Ne sachant pas quoi faire de son stock de balles, il le poste à ses ennemis politiques

Satire à vue : le fait marquant de la semaine vu par la presse

samedi 07/03/2009

Cette semaine, Satire à vue se la joue Faits Divers. Peut être parce que la police de la France entière a les yeux braqués sur Montpellier… En effet, un montpelliérain a été arrêté mercredi 4 mars 2009 . Il est suspecté d’avoir terrorisé plusieurs personnalités de droite en leurs envoyant des lettres de menaces de mort contenant des balles d’armes à feu. Pour une fois qu’on parle de notre belle ville : Célébrité, nous voilà !

Montpellier sous les feux de la rampe, ou plutôt sous le feu des balles.
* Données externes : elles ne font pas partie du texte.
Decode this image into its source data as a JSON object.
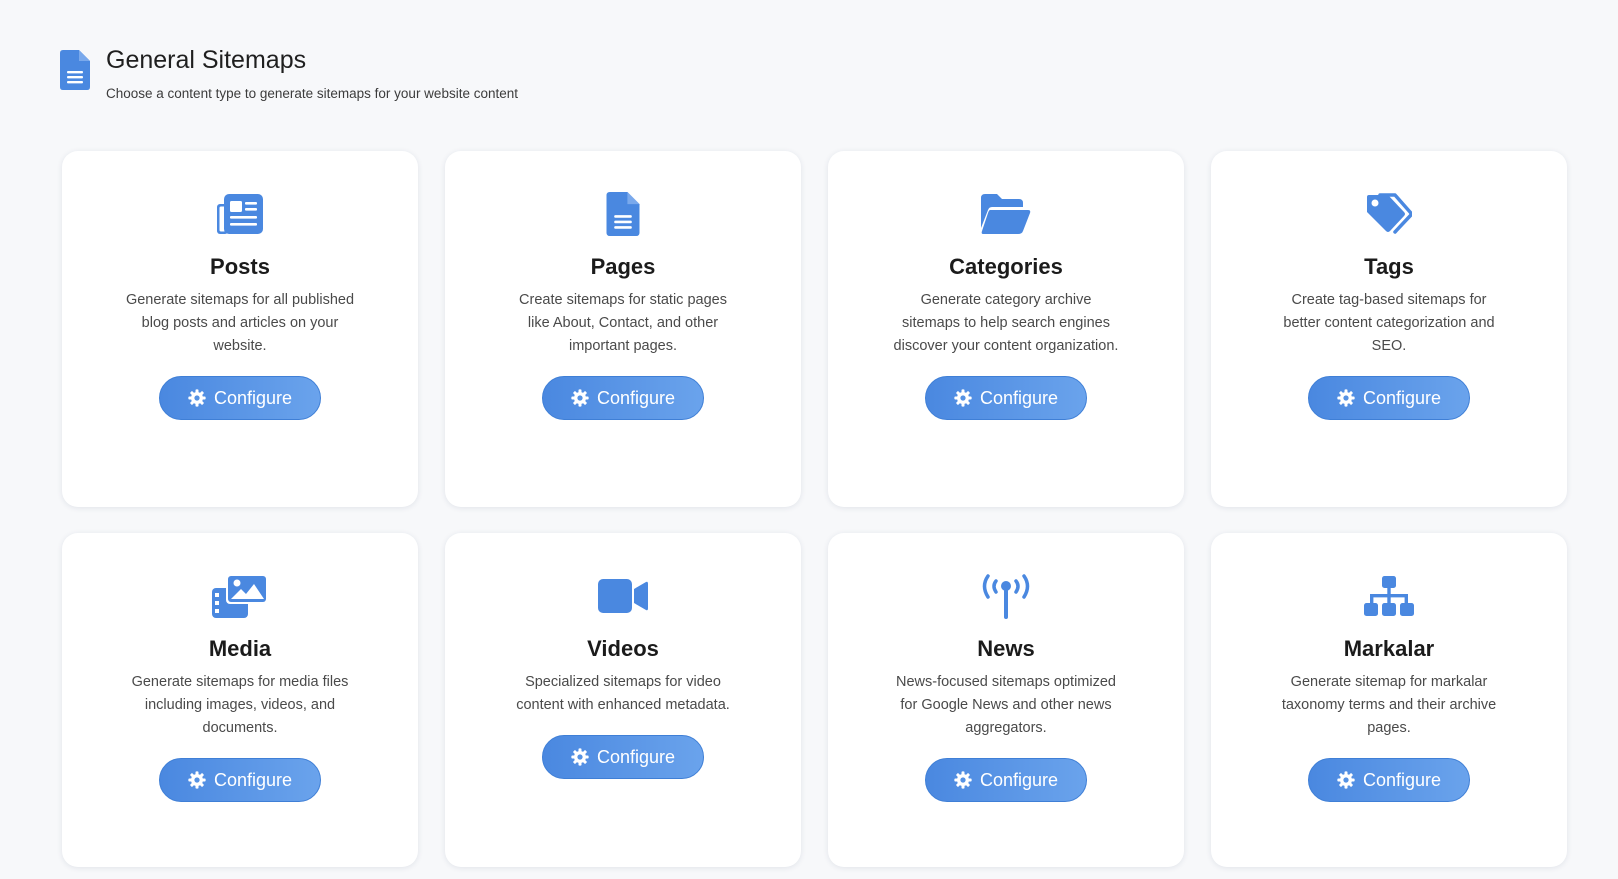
{
  "header": {
    "title": "General Sitemaps",
    "subtitle": "Choose a content type to generate sitemaps for your website content",
    "icon": "file-alt-icon"
  },
  "colors": {
    "accent": "#4a88e0",
    "accent_light": "#6aa3ec",
    "background": "#f7f8fa",
    "card": "#ffffff"
  },
  "cards": [
    {
      "icon": "newspaper-icon",
      "title": "Posts",
      "description": "Generate sitemaps for all published blog posts and articles on your website.",
      "button": "Configure"
    },
    {
      "icon": "file-alt-icon",
      "title": "Pages",
      "description": "Create sitemaps for static pages like About, Contact, and other important pages.",
      "button": "Configure"
    },
    {
      "icon": "folder-open-icon",
      "title": "Categories",
      "description": "Generate category archive sitemaps to help search engines discover your content organization.",
      "button": "Configure"
    },
    {
      "icon": "tags-icon",
      "title": "Tags",
      "description": "Create tag-based sitemaps for better content categorization and SEO.",
      "button": "Configure"
    },
    {
      "icon": "photo-video-icon",
      "title": "Media",
      "description": "Generate sitemaps for media files including images, videos, and documents.",
      "button": "Configure"
    },
    {
      "icon": "video-icon",
      "title": "Videos",
      "description": "Specialized sitemaps for video content with enhanced metadata.",
      "button": "Configure"
    },
    {
      "icon": "broadcast-tower-icon",
      "title": "News",
      "description": "News-focused sitemaps optimized for Google News and other news aggregators.",
      "button": "Configure"
    },
    {
      "icon": "sitemap-icon",
      "title": "Markalar",
      "description": "Generate sitemap for markalar taxonomy terms and their archive pages.",
      "button": "Configure"
    }
  ]
}
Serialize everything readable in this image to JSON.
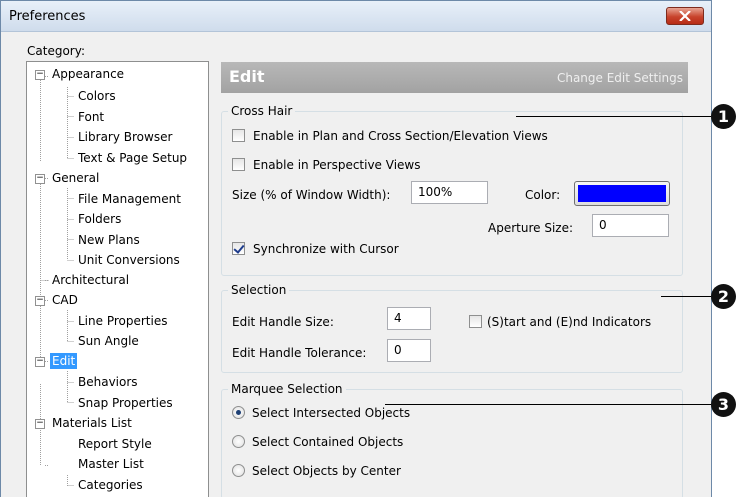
{
  "window": {
    "title": "Preferences"
  },
  "category": {
    "label": "Category:",
    "tree": [
      {
        "label": "Appearance",
        "expander": "−"
      },
      {
        "label": "Colors"
      },
      {
        "label": "Font"
      },
      {
        "label": "Library Browser"
      },
      {
        "label": "Text & Page Setup"
      },
      {
        "label": "General",
        "expander": "−"
      },
      {
        "label": "File Management"
      },
      {
        "label": "Folders"
      },
      {
        "label": "New Plans"
      },
      {
        "label": "Unit Conversions"
      },
      {
        "label": "Architectural"
      },
      {
        "label": "CAD",
        "expander": "−"
      },
      {
        "label": "Line Properties"
      },
      {
        "label": "Sun Angle"
      },
      {
        "label": "Edit",
        "expander": "−",
        "selected": true
      },
      {
        "label": "Behaviors"
      },
      {
        "label": "Snap Properties"
      },
      {
        "label": "Materials List",
        "expander": "−"
      },
      {
        "label": "Report Style"
      },
      {
        "label": "Master List"
      },
      {
        "label": "Categories"
      }
    ]
  },
  "header": {
    "title": "Edit",
    "subtitle": "Change Edit Settings"
  },
  "crosshair": {
    "title": "Cross Hair",
    "plan_views_label": "Enable in Plan and Cross Section/Elevation Views",
    "plan_views_checked": false,
    "perspective_label": "Enable in Perspective Views",
    "perspective_checked": false,
    "size_label": "Size (% of Window Width):",
    "size_value": "100%",
    "color_label": "Color:",
    "color_value": "#0000ff",
    "aperture_label": "Aperture Size:",
    "aperture_value": "0",
    "sync_label": "Synchronize with Cursor",
    "sync_checked": true
  },
  "selection": {
    "title": "Selection",
    "handle_size_label": "Edit Handle Size:",
    "handle_size_value": "4",
    "indicators_label": "(S)tart and (E)nd Indicators",
    "indicators_checked": false,
    "tolerance_label": "Edit Handle Tolerance:",
    "tolerance_value": "0"
  },
  "marquee": {
    "title": "Marquee Selection",
    "options": [
      {
        "label": "Select Intersected Objects",
        "selected": true
      },
      {
        "label": "Select Contained Objects",
        "selected": false
      },
      {
        "label": "Select Objects by Center",
        "selected": false
      }
    ]
  },
  "callouts": [
    "1",
    "2",
    "3"
  ]
}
Le Point relate que « Un homme âgé de 47 ans, informaticien et militaire de réserve, a été interpellé mercredi 4 mars à son domicile à Montpellier dans l’enquête sur l’envoi, ces dernières semaines, de courriers accompagnés de menaces de mort visant Nicolas Sarkozy, plusieurs ministres et d’autres personnalités ». 20minutes complète, l’arrestation aurait été faite sur « la foi d’une dénonciation de son ex-compagne […] qui aurait alerté la police car il aurait employé pour la menacer des termes proches de ceux utilisés dans les lettres ». Ca, c’est de la preuve…

De Lamalou les Bains à l’Elysée

Mais remontons aux sources de l’affaire. C’est le quotidien Sud-Ouest qui déclencha l’emballement médiatique en révélant mardi 3 février qu’Alain Juppé avait reçu une balle de 9 mm lundi matin dans une enveloppe kraft adressée à la mairie de Bordeaux. Le tout accompagné de menaces de mort bien sur, sinon c’est pas drôle.
Mais Alain Juppé n’est pas l’unique victime du corbeau comme le dévoile Rue89 : « Quelques heures plus tard, parquet, Elysée et ministères concernés révélaient que Nicolas Sarkozy, Michèle Alliot-Marie et Rachida Dati avaient reçu des plis de même teneur, en fin de semaine dernière. Des élus locaux aussi : le sénateur de Lozère Jacques Blanc et le sénateur-maire de Béziers (Hérault), Raymond Couderc -calibre 38 pour lui (à peine plus gros qu’une balle de 9 millimètres) ».
A Satire à vue, on pense détenir un indice : le coupable ne doit pas être de droite.

Mais comme quand on aime, on ne compte pas, l’effroyable serial menaceur s’en est même prit aux médias. Apres Nonce Paolini, PDG de TF1, une « enveloppe est arrivée ce matin (4 mars ndlr) au siège de France Télévision » indique Le Figaro. Autant dire qu’avec une telle brochette de célébrités sarkoziennes, l’affaire ne pouvait pas s’éterniser indéfiniment.
On en oublie même la première victime, Marcel Rocques, modeste maire nouveau centre de Lamalou les Bains. L’édile s’est vu honoré le 31 mai 2007 « d’une missive, accompagnée d’une balle d’arme de poing de calibre 44 Remington Magnum de marque RP » précise le Parisien. Désolé Marcel, mais Lamalou les bains, ça fait pas frétiller la brigade anti-terroriste…

Le monsieur te dit : « vous êtes dans les starting blocks de la mort »

Niveau prose, le contenu des lettres est digne de tout activiste dyslexique qui se respecte. Le parisien nous communique ainsi quelques extraits choisis : « Le mépris total de vous envers le peuple nous impose d’agir », ou bien « Le dispositif de surveillance nous a permis de vous cibler vous et les vôtres dans tous vos déplacements donc vous êtes ciblés et verrouillés. Le temps pour nous est sans importance puisque vous êtes déjà mort, en sursis, seulement », ou encore « Vous UMP Nouveau Centre FN et autres collabos centristes et socialos collabos, vous êtes dans les starting blocks de la mort ». Quel charmant personnage. On est persuadé que Royal, Bayrou, Bockel et Morin apprécieront l’amalgame collabos-centristes et socialos-collabos.

Devant ce haut sommet de littérature, la réaction de Michèle Alliot-Marie a été tres… mesurée. Dans un éclair de lucidité, elle a déclaré au NouvelObs que l’auteur des lettres de menaces est « de toute évidence (...) quelqu’un qui est un petit peu dérangé ».
Rappelons à juste titre par le biais des Echos que « L’envoi de lettres de menace de mort est puni d’une peine d’emprisonnement allant jusqu’à trois ans et 45.000 euros d’amende ». Alors jeunes corbeaux en herbe, même si les politiques vous agacent, n’essayez pas de reproduire ce difficile exercice chez vous, et ce même en présence d’un adulte.